Macri busca despegarse del desgaste de Milei y reactivar al PRO con discurso propio rumbo a 2027
En un contexto de creciente tensión dentro del espacio opositor que acompaña al gobierno libertario, el ex presidente Mauricio Macri encabezó un acto político en Olivos donde intentó reposicionar al PRO como una fuerza con identidad propia y diferenciarse del oficialismo de Javier Milei, cuyo desgaste político comienza a preocupar incluso a sus aliados más cercanos.

Durante la actividad realizada en el Club Galicia, acompañado por dirigentes bonaerenses y la intendenta de Vicente López, Soledad Martínez, Macri buscó mostrarse como garante de un “cambio responsable”, aunque sin romper definitivamente con el Gobierno nacional.
La estrategia evidencia el delicado equilibrio que atraviesa hoy el PRO: sostener el respaldo a la administración libertaria sin quedar arrastrado por sus crecientes conflictos políticos y judiciales.
“El PRO dice lo que cree y no traiciona lo que piensa”, afirmó el ex mandatario en un mensaje que fue leído como una crítica indirecta al alineamiento automático de algunos sectores con la Casa Rosada. En paralelo, defendió el acompañamiento legislativo que el macrismo brindó al oficialismo desde el inicio de la gestión, aunque aclaró que el partido no está dispuesto a renunciar a su propia agenda política.
Detrás del discurso de “coherencia” y “convicciones”, también asoma una disputa de liderazgo hacia 2027. Macri intenta recuperar centralidad en un escenario donde Milei monopolizó el espacio de la derecha y redujo al PRO a un rol secundario. El problema para el ex presidente es que su intento de reposicionamiento convive con el peso de su propia gestión, que dejó altos niveles de endeudamiento, inflación y caída del poder adquisitivo, factores que facilitaron años después el surgimiento del fenómeno libertario.
El acto en Olivos se desarrolló además en medio de señales de distanciamiento cada vez más visibles entre dirigentes aliados y el núcleo duro libertario. La reciente presión pública de Patricia Bullrich para que Manuel Adorni presente su declaración jurada por las investigaciones judiciales en su contra expuso que incluso sectores cercanos al Gobierno comienzan a tomar recaudos frente al deterioro de la imagen presidencial.
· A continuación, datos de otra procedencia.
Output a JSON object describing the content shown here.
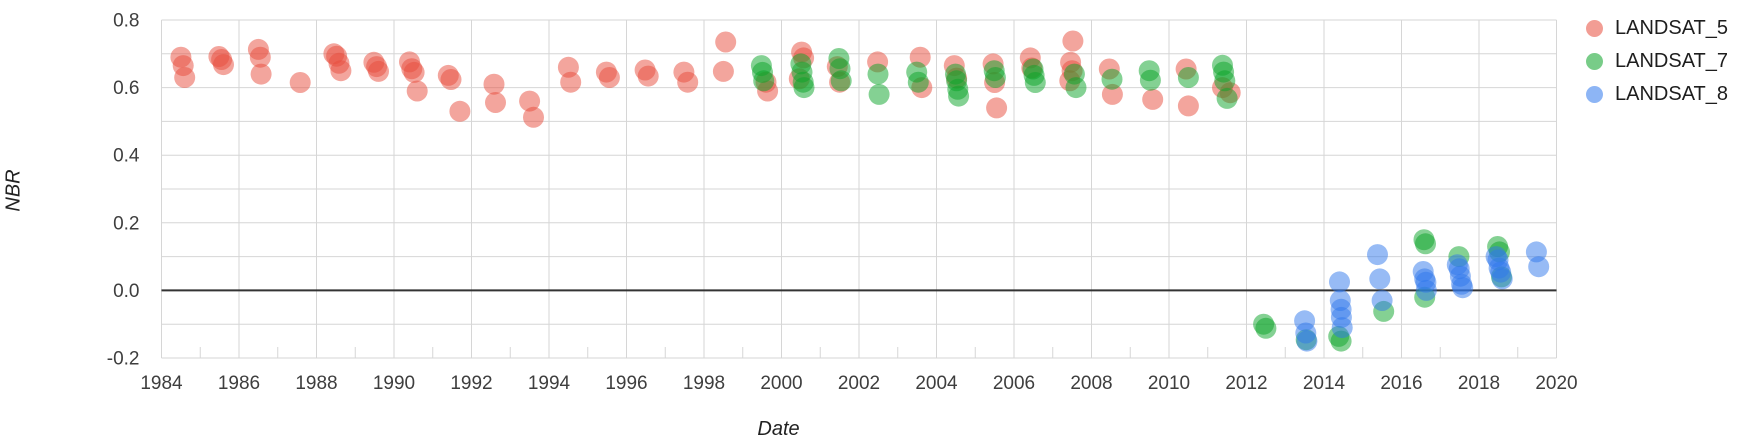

En ese marco, Macri aprovechó para marcar diferencias discursivas sin romper completamente los puentes con el oficialismo. Reivindicó políticas como el equilibrio fiscal y la desregulación económica, pero buscó instalar la idea de que el PRO representa una versión “institucional” del cambio, en contraste con el estilo confrontativo y personalista de Milei.
El ex mandatario también dedicó duras críticas al gobernador bonaerense Axel Kicillof, a quien señaló como símbolo de un modelo estatal que, según sostuvo, no tiene futuro. Sin embargo, el discurso opositor volvió a centrarse más en confrontar con el kirchnerismo que en hacer una autocrítica sobre las limitaciones de la experiencia macrista, cuyos resultados económicos y sociales continúan siendo motivo de cuestionamiento.
A su vez, Macri defendió la necesidad de fortalecer las instituciones y destacó la importancia de avanzar con designaciones judiciales y económicas impulsadas por el oficialismo. Allí volvió a quedar en evidencia una postura ambigua: mientras intenta despegarse del desgaste libertario, el líder del PRO continúa respaldando aspectos centrales del rumbo económico y político del Gobierno.
La gira “Próximo Paso”, con la que Macri busca revitalizar al PRO, aparece así como un intento de reconstrucción política frente a un escenario incierto. El ex presidente procura recuperar protagonismo y presentarse nuevamente como opción de poder, aunque enfrenta el desafío de convencer a una sociedad que todavía asocia su gestión con una etapa de crisis económica y frustración política.
En definitiva, el acto en Olivos mostró a un Macri que busca diferenciarse de Milei sin romper con él, sostener el discurso del cambio pero evitar cargar con el costo del desgaste oficialista. Una estrategia que refleja tanto las tensiones internas de la oposición como las dificultades del PRO para redefinir su identidad en la nueva etapa política argentina.